Psa 84:2 My soul longeth,yea, even fainteth for the courts of the LORD: my heart and my flesh crieth out for the living God.

I pray that you will be abundantly blessed in service this Sunday. If everyone felt like you do about church, just think of the revival we would have!

Karen J. Hopper said...

Jolene,
Praying that strength comes to you with each day, and that His blessings fill your home and your heart. Enjoy and be blessed this Sunday.

Just a thought said...

Jolene:
So glad you are home and doing good. I am with you, how people feel OK when they have not been under the anointed preaching? I just don’t get it. We were raised different, I think!
Hospital room mates, man there are stories and then some REAL stories. The best is to try and sleep or at least play the hypocrite (?) and sleep.
Hope you are able to get back to church soon;
Mervi

Catherine Roseberry-Meyer said...

Sis Jolene,

I can relate about missing church. I haven't been able to go for mid-week because of my work. I hate it! I've been to church when I was in pain and couldn't fix my hair (a Sis came and washed in the bed for me), put my clothes on by myself, walk or even sit on the pew - got to be there! Went to church with fractured and displaced ribs after a fall in the tub.

Right, how do they do it?

I'm sorry you went thru so much in your body - He is still a Healer!!!

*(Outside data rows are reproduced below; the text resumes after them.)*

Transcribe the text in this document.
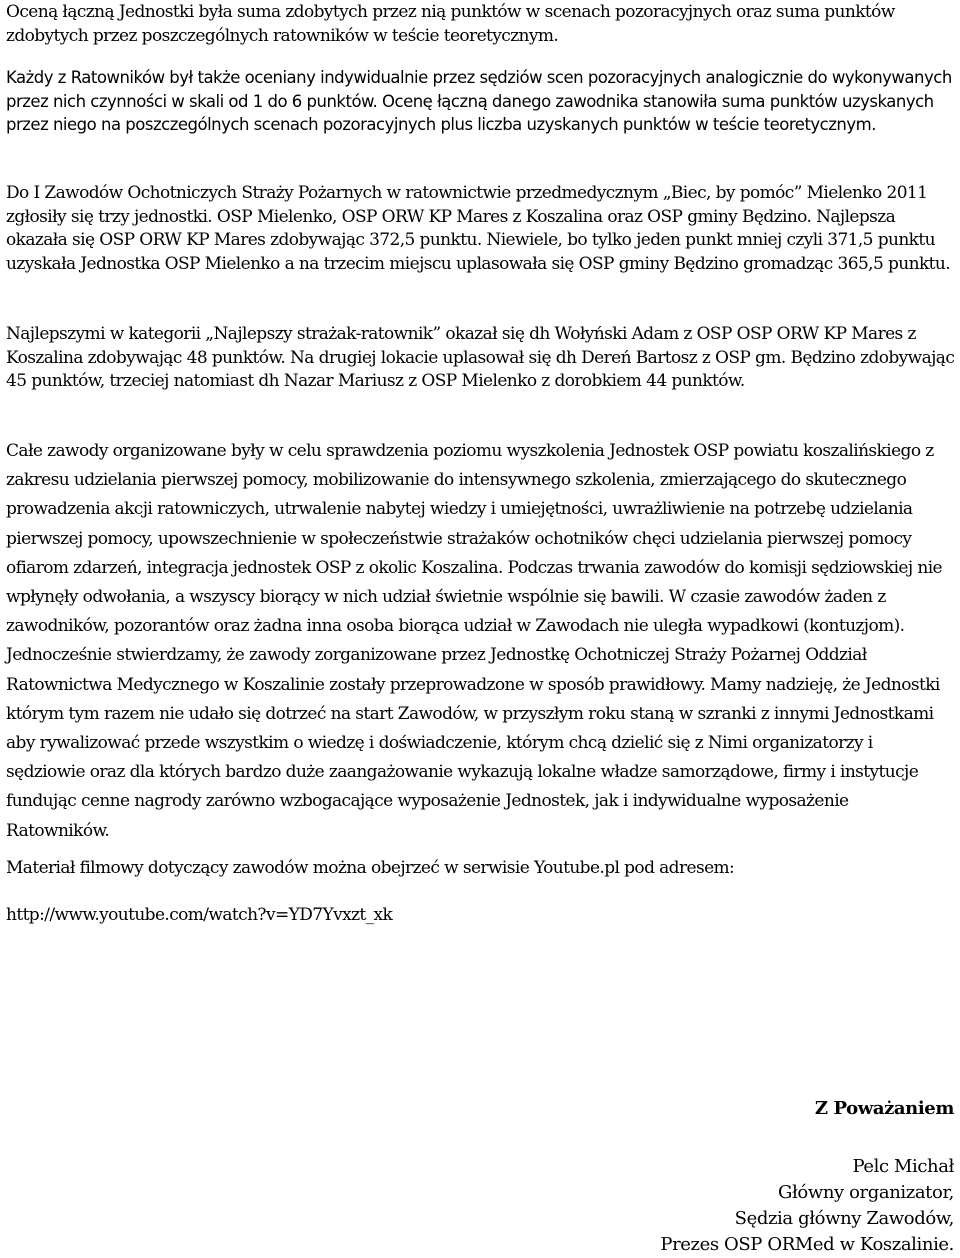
Oceną łączną Jednostki była suma zdobytych przez nią punktów w scenach pozoracyjnych oraz suma punktów zdobytych przez poszczególnych ratowników w teście teoretycznym.

Każdy z Ratowników był także oceniany indywidualnie przez sędziów scen pozoracyjnych analogicznie do wykonywanych przez nich czynności w skali od 1 do 6 punktów. Ocenę łączną danego zawodnika stanowiła suma punktów uzyskanych przez niego na poszczególnych scenach pozoracyjnych plus liczba uzyskanych punktów w teście teoretycznym.

Do I Zawodów Ochotniczych Straży Pożarnych w ratownictwie przedmedycznym „Biec, by pomóc” Mielenko 2011 zgłosiły się trzy jednostki. OSP Mielenko, OSP ORW KP Mares z Koszalina oraz OSP gminy Będzino. Najlepsza okazała się OSP ORW KP Mares zdobywając 372,5 punktu. Niewiele, bo tylko jeden punkt mniej czyli 371,5 punktu uzyskała Jednostka OSP Mielenko a na trzecim miejscu uplasowała się OSP gminy Będzino gromadząc 365,5 punktu.

Najlepszymi w kategorii „Najlepszy strażak-ratownik” okazał się dh Wołyński Adam z OSP OSP ORW KP Mares z Koszalina zdobywając 48 punktów. Na drugiej lokacie uplasował się dh Dereń Bartosz z OSP gm. Będzino zdobywając 45 punktów, trzeciej natomiast dh Nazar Mariusz z OSP Mielenko z dorobkiem 44 punktów.

Całe zawody organizowane były w celu sprawdzenia poziomu wyszkolenia Jednostek OSP powiatu koszalińskiego z zakresu udzielania pierwszej pomocy, mobilizowanie do intensywnego szkolenia, zmierzającego do skutecznego prowadzenia akcji ratowniczych, utrwalenie nabytej wiedzy i umiejętności, uwrażliwienie na potrzebę udzielania pierwszej pomocy, upowszechnienie w społeczeństwie strażaków ochotników chęci udzielania pierwszej pomocy ofiarom zdarzeń, integracja jednostek OSP z okolic Koszalina. Podczas trwania zawodów do komisji sędziowskiej nie wpłynęły odwołania, a wszyscy biorący w nich udział świetnie wspólnie się bawili. W czasie zawodów żaden z zawodników, pozorantów oraz żadna inna osoba biorąca udział w Zawodach nie uległa wypadkowi (kontuzjom). Jednocześnie stwierdzamy, że zawody zorganizowane przez Jednostkę Ochotniczej Straży Pożarnej Oddział Ratownictwa Medycznego w Koszalinie zostały przeprowadzone w sposób prawidłowy. Mamy nadzieję, że Jednostki którym tym razem nie udało się dotrzeć na start Zawodów, w przyszłym roku staną w szranki z innymi Jednostkami aby rywalizować przede wszystkim o wiedzę i doświadczenie, którym chcą dzielić się z Nimi organizatorzy i sędziowie oraz dla których bardzo duże zaangażowanie wykazują lokalne władze samorządowe, firmy i instytucje fundując cenne nagrody zarówno wzbogacające wyposażenie Jednostek, jak i indywidualne wyposażenie Ratowników.

Materiał filmowy dotyczący zawodów można obejrzeć w serwisie Youtube.pl pod adresem:

http://www.youtube.com/watch?v=YD7Yvxzt_xk

Z Poważaniem
Pelc Michał
Główny organizator,
Sędzia główny Zawodów,
Prezes OSP ORMed w Koszalinie.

By now you had church... and I'm sure it was good!

Love you

Catherine

PS. Love the Scripture Carol choose.

Jolene Harris said...

Sis. Connell, What a beautiful scripture! Explains how I feel to the "T".

Sunday's service was absolutely ASWESOME! Just what I needed. I soaked it up like a dried out sponge. I couldn't care less what anyone else was doing. I was only concerned for what my soul was in need of and that was a desperate need of His touch and that is what I got. I feel soooooo refreshed.

Jolene Harris said...

Karen, Thank you for your continued prayers. I am daily growing stronger. God is sooooo good and His mercy endureth forever. He is my strength and my salvation and the joy of my soul. I do love Him so.

Jolene Harris said...

Hey Mervi, I'm sure you can relate with hospital roomies! LOL!!! Sometimes we can really get some big time winners can't we? Boy Howdy!!! Sure makes one appreciate the home front doesn't it?

Sunday service was absolutely spectacular. Just what I needed. I believe it was special ordered just for me. That's my story and I'm stickin to it. :-)

Jolene Harris said...

Catherine, Yes, you can relate can't you? But oh the refreshing once you are back into the presence of God. Nothing like it. I feel wonderful after Sunday's morning and evening services and Monday nights prayer meeting. My soul has been blessed. You are right, it WAS GOOD!!!